Colm, son bir ümitle ana karaya bakarak '' Savaşın sonuna geldiler galiba, der.
Padraic ise; Nasılsa yeniden başlayacaklar. Bazı şeyler geçmek bilmez. Bu
iyi bir şey diyerek filmin de son
cümlesini söylemiş olur.
İrlanda kökenli yönetmen Martin McDonagh da doğal
olarak bu hikayelerle büyümüş ve nesiller boyu süren savaşın benzerini iki
arkadaş arasında geçen kurgusal bir hikaye ile anlatmak istemiş. Hikaye minimalist,
ancak anlatılanı vermede muazzam bir etkiye sahiptir. Bir savaşın korkunçluğunu
anlatmak için makro büyüklükte sahnelere ihtiyaç yoktur. Savaş, savaştır. Acı
acıdır. Ve bu yüzden de dağılan arkadaşlığın yaşattığı acı öyle derin işlenir
ki, gerçekte yaşanmış olanı arka planda bırakır; kendi yaşanmışlıklarımıza
döneriz. Kendi çıkmazlarımız, kendi paradoksal yanlarımız aklımıza gelir. Öyle tuhaf,
öyle şaşırtıcı durumlardır ki bunlar, ortada ne haklı vardır, ne haksız. Ya da iki doğru
olsun, seçmek zorunda kaldığımız diğerine
rağmen doğrudur. Ancak öyle olsa
da anlamamızın sınırlarını test eden ve yepyeni fikirler uyandıran yanları
vardır.
O yüzden de paradokslar yüzyıllardan beri
düşünürlerin,yazarların,sinemacıların ilgi odağı olmuştur. Örneğin, 8. yüzyılda
Homeros'un kahramanı Odysseus için yarattığı paradoksa bakalım. Odysseus devler
mağarasına girer ve karşısına çıkan tek gözlü canavarı önce sarhoş eder. Sonra
da ona adının Hiçkimse olduğunu söyler ve tam kaçacağı sırada gözüne kocaman
bir kazık saplar. Canavar da o anda can havliyle bağırır ve bu sese uyanan
arkadaşları Kim var orada diye seslenirler. O da onlara, “Hiç kimse” diye cevap
verir.
Sinema dünyamıza dönelim. Özellikle bilim kurgu
filmlerde en çok zamansal paradokslar dramatize edilir. Örneğin, Bay Hiç kimse
filminde, dokuz yaşındaki Nemo’nun anne ve babasının ayrılığı karşısında
kaldığı durumu hatırlayalım.Tren istasyondadırlar. Ya annesiyle yaşamak için
onunla birlikte gidecektir ya da babasıyla aynı şehirde kalacaktır. Nemo
hangisini seçecektir? Ama film, her ikisini de sunar bize. Eş zamanlı sahneler
göstererek, anne ve babasıyla yaşayabileceği sonsuz olasılıklar düşündürür. Ve
Bay Hiçkimse Nemo, yaşamının son günlerine geldiğinde ise şunları söyler: ‘’
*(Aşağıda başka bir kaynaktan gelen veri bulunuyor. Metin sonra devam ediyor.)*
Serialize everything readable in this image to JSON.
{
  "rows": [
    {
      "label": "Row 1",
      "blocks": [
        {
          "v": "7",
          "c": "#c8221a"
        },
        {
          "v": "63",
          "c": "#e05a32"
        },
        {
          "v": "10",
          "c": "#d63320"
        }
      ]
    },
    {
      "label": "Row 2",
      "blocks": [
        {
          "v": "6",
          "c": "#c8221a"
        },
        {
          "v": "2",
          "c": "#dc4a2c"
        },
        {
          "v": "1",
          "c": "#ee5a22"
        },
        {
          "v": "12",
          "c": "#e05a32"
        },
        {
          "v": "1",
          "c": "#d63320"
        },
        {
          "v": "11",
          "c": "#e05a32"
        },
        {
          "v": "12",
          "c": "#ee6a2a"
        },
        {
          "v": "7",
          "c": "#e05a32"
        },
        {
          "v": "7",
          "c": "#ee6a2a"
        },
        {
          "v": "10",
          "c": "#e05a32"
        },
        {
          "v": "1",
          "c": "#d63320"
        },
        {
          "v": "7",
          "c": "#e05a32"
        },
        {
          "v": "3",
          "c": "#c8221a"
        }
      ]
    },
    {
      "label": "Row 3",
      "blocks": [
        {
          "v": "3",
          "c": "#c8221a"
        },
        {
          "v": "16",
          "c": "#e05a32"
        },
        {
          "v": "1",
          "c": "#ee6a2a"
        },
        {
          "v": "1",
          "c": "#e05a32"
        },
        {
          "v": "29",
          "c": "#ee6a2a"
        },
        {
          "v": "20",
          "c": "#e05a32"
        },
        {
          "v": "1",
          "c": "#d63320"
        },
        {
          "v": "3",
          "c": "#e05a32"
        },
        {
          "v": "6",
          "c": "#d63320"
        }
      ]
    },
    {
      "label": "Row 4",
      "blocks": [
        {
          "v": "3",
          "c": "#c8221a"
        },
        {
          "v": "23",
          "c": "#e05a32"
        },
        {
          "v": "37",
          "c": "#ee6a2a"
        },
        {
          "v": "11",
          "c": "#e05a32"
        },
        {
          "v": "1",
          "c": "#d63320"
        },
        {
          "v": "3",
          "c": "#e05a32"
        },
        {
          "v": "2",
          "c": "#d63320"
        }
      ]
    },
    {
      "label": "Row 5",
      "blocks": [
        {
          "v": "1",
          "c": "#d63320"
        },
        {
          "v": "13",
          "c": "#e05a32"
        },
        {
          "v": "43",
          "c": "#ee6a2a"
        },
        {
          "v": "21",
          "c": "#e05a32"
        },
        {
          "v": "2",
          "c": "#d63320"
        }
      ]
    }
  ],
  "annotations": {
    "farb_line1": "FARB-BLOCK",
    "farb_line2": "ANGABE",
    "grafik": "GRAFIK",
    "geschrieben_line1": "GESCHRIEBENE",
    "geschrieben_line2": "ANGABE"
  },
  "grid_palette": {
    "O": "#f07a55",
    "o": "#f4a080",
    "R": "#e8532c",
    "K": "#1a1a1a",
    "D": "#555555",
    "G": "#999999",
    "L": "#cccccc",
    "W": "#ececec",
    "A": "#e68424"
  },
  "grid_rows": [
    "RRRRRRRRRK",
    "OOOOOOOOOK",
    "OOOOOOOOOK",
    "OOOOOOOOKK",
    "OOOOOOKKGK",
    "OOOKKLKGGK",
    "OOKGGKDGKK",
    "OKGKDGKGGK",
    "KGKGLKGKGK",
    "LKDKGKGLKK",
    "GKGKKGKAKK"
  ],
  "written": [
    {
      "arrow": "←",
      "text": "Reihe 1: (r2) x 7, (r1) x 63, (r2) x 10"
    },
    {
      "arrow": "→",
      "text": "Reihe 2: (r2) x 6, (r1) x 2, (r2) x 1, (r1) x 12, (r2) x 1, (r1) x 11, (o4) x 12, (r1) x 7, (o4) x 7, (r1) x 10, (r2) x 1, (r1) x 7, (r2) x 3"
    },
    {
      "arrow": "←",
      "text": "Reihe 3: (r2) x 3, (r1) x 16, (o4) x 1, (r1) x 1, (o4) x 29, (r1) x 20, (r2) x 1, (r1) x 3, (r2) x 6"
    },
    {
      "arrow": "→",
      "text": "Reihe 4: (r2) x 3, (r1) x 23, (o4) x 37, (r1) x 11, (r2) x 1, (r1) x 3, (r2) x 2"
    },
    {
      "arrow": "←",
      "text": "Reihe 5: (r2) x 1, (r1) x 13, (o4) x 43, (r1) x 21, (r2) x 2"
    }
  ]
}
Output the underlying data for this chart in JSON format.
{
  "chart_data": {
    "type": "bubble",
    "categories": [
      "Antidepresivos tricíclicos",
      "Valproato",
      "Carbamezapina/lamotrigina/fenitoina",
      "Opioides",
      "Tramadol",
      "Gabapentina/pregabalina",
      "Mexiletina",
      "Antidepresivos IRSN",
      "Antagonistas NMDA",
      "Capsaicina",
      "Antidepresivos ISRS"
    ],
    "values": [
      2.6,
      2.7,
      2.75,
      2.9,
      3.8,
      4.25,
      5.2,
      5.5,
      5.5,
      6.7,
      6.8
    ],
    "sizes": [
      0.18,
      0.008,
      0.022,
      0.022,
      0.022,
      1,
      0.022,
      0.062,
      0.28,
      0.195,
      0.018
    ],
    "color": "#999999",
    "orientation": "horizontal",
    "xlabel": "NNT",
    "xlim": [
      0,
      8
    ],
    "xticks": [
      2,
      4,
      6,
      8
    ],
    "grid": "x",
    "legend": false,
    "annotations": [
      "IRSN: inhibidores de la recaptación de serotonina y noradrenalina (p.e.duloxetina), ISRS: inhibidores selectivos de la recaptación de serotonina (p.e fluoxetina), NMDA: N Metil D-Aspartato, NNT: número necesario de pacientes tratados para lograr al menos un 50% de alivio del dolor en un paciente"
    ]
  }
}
Doğru seçimi yapmalısınız. Seçmediğiniz sürece her şey mümkündür’’
Biraz daha bilinen bir örnek. Sofi’nin Seçimi.
Hafızamızda en çok yer eden o paradoksal ana dönelim. Sofi rolünde Merly Streep
vardır. Nazi vahşetinden kurtulmak adına kendisiyle birlikte iki çocuğu için üç
belge hazırlamıştır. Ancak kabul edilmesi için iki belge gereklidir Ve ondan
yalnızca bir çocuğunu seçmesini isterler. Diğerini ise ölüme terketmelidir.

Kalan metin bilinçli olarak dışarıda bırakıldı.